Я пришла к зданию редакции радиовещания. День был прекрасным, ранняя весна, дул прохладный северо-восточный ветер. Он ждал меня в служебном автомобиле. Все мои коллеги знали, куда я собралась, и я, пока тащила сумку к машине районного суда, чувствовала себя в безопасности. Он вышел из машины. За рулем сидел какой-то мужчина, на заднем сиденье — женщина. Что это за люди? Женщина — председатель суда, мужчина — шофер, они тоже едут на уик-энд, подбросят нас до побережья, а обратно вернемся на автобусе. Мы двинулись в путь. Через два часа решили ненадолго остановиться. Председатель суда сказала мне в туалете: ну, супер, вижу, и вы на пути к свободе, я от своего кретина избавилась шесть лет назад, все ему оставила, не повторяйте моей ошибки… Я в другой фазе, сказала я, доставая из упаковки бумажную салфетку, вода из крана еле текла. И тем не менее, сказала рыжеволосая дама-судья, какой ему от того прок? Сейчас он умирает от рака прямой кишки, а я трахаюсь с парнем, который моложе меня на пятнадцать лет. Я сделала все, чтобы он об этом узнал, стресс ускоряет развитие болезней, может, скорее сыграет в ящик. О, что вы, сказала я, ненависть разрушительна, я читала в журнале, постоянные мысли о наших врагах поднимают у нас давление и вызывают аритмию, расслабьтесь, вдруг вы заболеете, я своему не желаю смерти от рака, на самом-то деле я ему этого еще как желала, но мне не хотелось делиться мечтами с незнакомой женщиной, ненависть убивает, будьте осторожны. Ненависть лечит, сказала судья, ненависть нужно выпускать из себя наружу, пусть она гуляет на свободе, пусть найдет того, кого надо, схватит его, сожмет, задушит, пусть он подохнет! Она вся дрожала, в левой руке у нее была помада, она красила губы. Ненависть — это лекарство, возненавидьте его! Заберите у него все, что можете забрать, они ценят женщин, которые их ненавидят, они уважают это чувство, потому что им самим оно очень хорошо знакомо! Эти гады заслужили нашу ненависть! Ругайтесь, кричите, бейте его! Я боюсь, что он меня убьет, сказала я. Бачок унитаза был поломан, вода подтекала, было слышно, как она шумит. Да, сказала судья, такое возможно, таких судят чуть не каждый день, это риск, с которым связано и все остальное, под чем мы подписываемся, заключая брак в церкви, на вершине невысокой горы над нашим городом. Мы вышли из туалета и сели в машину, они уже сидели на своих местах.

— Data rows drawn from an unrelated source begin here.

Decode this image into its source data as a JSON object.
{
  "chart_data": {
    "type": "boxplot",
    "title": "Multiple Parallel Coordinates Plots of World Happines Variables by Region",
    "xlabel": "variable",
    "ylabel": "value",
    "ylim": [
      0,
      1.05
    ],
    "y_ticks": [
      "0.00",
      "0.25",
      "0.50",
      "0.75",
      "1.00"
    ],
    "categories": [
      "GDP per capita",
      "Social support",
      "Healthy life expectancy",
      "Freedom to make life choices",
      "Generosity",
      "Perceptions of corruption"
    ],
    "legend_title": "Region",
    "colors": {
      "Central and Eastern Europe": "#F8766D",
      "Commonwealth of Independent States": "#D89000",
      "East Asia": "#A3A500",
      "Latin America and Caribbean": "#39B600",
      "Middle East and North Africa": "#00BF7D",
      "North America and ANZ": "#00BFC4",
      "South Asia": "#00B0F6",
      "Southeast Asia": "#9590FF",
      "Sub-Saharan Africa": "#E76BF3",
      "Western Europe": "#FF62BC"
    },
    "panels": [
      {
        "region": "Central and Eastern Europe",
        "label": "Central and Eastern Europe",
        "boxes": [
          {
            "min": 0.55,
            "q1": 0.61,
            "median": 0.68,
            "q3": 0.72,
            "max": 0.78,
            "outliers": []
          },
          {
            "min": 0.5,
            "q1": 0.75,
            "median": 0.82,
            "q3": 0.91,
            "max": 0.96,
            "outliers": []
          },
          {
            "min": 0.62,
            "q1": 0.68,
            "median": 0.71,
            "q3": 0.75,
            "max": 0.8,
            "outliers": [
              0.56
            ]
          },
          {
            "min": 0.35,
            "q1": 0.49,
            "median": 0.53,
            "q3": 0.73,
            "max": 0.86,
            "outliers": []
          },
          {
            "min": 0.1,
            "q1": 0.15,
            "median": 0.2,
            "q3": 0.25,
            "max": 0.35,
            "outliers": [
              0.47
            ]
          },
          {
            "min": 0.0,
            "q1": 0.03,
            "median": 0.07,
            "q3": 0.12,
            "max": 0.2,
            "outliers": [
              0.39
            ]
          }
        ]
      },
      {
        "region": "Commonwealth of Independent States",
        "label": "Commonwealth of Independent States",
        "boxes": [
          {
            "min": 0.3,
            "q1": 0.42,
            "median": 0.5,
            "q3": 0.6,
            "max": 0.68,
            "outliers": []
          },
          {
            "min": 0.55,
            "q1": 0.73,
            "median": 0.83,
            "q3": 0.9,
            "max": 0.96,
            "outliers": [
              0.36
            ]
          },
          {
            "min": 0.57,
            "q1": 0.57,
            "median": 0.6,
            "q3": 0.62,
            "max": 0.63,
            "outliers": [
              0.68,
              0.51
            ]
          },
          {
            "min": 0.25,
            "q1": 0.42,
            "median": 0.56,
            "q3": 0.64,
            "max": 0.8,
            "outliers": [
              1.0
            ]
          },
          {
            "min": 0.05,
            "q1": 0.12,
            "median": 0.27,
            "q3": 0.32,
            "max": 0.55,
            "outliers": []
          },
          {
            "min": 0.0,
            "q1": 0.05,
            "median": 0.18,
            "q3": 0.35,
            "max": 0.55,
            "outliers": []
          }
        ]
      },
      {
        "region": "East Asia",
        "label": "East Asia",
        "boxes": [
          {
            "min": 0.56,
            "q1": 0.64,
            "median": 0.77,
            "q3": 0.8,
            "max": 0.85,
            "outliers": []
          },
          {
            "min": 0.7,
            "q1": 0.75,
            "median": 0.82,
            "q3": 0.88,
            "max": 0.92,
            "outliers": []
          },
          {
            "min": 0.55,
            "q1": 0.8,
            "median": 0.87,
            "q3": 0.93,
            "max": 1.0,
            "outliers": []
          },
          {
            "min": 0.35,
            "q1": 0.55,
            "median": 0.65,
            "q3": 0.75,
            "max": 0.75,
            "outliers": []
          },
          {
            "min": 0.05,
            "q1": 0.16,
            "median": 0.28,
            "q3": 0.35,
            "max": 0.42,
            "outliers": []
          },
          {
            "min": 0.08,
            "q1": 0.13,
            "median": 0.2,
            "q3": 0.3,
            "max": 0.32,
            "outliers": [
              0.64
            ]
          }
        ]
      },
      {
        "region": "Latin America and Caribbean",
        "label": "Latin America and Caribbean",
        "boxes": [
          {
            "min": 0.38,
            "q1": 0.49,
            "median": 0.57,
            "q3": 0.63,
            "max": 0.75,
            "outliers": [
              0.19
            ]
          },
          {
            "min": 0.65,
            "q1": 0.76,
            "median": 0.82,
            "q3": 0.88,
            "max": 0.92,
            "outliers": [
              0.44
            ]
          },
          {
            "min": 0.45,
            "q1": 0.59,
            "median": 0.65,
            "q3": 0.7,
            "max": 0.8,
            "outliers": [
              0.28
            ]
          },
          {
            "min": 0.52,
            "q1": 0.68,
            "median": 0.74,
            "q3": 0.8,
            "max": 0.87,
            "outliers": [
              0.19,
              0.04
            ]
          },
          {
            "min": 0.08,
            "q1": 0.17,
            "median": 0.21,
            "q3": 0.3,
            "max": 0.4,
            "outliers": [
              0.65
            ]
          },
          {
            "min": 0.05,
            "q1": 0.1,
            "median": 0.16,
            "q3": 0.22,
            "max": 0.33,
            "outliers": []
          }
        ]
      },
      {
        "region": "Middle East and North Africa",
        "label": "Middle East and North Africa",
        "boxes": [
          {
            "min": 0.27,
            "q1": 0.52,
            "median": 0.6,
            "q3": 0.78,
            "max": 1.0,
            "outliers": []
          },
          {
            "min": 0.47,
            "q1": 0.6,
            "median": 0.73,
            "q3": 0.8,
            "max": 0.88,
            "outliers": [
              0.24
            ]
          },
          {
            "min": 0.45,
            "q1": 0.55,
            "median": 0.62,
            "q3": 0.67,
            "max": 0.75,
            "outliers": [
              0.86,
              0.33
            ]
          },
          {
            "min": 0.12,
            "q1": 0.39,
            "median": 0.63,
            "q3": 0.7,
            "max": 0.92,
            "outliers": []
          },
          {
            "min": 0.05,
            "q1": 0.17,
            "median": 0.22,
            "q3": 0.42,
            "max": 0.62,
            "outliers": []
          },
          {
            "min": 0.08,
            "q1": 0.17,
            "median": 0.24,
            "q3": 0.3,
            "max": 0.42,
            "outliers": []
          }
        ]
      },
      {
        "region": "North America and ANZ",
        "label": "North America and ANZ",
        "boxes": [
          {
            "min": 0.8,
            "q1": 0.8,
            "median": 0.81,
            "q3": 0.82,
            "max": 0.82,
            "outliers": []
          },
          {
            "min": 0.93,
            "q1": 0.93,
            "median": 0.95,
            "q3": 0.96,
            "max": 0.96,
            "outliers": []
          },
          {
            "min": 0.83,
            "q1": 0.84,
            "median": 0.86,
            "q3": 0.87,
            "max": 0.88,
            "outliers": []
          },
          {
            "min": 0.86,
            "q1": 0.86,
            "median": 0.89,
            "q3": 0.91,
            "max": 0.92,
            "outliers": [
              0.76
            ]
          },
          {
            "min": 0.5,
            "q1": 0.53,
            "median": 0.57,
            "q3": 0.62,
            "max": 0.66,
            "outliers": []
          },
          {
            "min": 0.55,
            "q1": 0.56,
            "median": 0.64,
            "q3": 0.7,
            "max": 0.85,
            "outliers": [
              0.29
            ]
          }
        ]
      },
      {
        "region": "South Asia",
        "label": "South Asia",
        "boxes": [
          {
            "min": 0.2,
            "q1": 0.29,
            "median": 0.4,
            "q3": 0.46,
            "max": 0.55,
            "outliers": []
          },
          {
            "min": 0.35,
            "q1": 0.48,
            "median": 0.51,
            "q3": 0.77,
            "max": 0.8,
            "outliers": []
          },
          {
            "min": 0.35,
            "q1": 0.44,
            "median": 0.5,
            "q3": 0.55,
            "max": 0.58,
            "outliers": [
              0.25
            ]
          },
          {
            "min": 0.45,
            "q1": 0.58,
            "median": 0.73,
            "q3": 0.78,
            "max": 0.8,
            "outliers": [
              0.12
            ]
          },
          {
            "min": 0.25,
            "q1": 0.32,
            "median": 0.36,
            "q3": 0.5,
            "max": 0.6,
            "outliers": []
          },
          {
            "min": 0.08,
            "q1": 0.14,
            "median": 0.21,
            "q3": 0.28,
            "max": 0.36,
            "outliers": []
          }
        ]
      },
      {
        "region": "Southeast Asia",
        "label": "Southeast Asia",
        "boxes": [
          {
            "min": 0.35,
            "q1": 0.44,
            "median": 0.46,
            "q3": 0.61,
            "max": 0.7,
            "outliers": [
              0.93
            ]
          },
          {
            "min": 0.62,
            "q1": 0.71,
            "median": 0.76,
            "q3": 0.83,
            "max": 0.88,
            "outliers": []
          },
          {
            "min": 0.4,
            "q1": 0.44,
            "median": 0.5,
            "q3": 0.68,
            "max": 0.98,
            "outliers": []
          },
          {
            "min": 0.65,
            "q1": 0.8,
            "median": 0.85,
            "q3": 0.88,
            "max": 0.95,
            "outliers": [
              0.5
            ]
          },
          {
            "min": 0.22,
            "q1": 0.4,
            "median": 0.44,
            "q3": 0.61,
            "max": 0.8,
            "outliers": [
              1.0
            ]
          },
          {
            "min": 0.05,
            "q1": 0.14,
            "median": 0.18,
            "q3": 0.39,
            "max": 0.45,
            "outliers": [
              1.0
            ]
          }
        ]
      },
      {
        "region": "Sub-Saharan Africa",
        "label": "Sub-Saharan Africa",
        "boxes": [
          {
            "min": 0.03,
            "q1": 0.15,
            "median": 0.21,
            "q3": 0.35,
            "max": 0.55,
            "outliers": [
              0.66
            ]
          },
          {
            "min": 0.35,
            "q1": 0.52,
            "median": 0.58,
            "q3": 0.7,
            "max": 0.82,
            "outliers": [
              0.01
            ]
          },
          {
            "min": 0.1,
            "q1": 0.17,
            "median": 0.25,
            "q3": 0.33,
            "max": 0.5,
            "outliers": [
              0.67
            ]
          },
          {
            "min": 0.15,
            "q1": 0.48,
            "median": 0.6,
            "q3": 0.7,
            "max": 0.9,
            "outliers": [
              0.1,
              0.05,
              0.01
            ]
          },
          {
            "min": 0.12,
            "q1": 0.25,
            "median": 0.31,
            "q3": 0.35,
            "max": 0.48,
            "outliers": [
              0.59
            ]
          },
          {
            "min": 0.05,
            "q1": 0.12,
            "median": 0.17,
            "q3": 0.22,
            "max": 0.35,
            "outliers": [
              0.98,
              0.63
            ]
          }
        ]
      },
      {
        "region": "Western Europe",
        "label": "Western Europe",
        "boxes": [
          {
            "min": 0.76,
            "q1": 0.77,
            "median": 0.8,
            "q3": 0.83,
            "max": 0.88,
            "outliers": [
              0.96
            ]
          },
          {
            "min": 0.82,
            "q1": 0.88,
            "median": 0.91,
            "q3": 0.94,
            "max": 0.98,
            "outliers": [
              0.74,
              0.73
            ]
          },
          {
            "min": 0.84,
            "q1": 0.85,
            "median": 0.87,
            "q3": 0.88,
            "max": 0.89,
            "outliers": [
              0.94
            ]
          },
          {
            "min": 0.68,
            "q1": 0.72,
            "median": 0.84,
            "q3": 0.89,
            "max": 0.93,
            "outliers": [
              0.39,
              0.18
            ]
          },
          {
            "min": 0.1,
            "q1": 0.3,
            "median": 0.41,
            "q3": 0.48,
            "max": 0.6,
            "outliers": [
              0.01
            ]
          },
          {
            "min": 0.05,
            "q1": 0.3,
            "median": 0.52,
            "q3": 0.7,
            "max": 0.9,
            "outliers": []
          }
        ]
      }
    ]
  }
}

Через час мы остановились на набережной и вытащили две наши сумки. Мы поднялись на борт небольшого суденышка. Волны были огромные, с барашками на гребне, между ними темно-синяя пропасть, потом опять белая пена, ненавижу волны, боюсь моря, и бурного, и спокойного. Капитану было лет двадцать, может, и меньше. Меня рвало за борт, но против ветра, поэтому банановое пюре, кока-кола и желчь попадали прямо в лицо. Он придерживал мою голову, мне было приятно сознавать, что утонем мы вместе. На стенах в нашем доме висели картины со старинными судами. Маленькие пароходики возносились на волнах, высоких как горы, или проваливались в глубину между ними. Какая гадость! Моря я не боялась до тех пор, пока не забралась на Кук. Кук — это огромная скала на нашем самом лучшем пляже, от моего дома до него примерно полкилометра. Она торчит прямо в небо, в высоту метров двенадцать, а может, и все пятнадцать. Залезть на нее может каждый. Нужно встать на первый выступ, схватиться руками за тот, что выше, и так далее, до верха. Верх — это плоский камень, на котором хватает места для одного человека. А спуститься оттуда не может никто.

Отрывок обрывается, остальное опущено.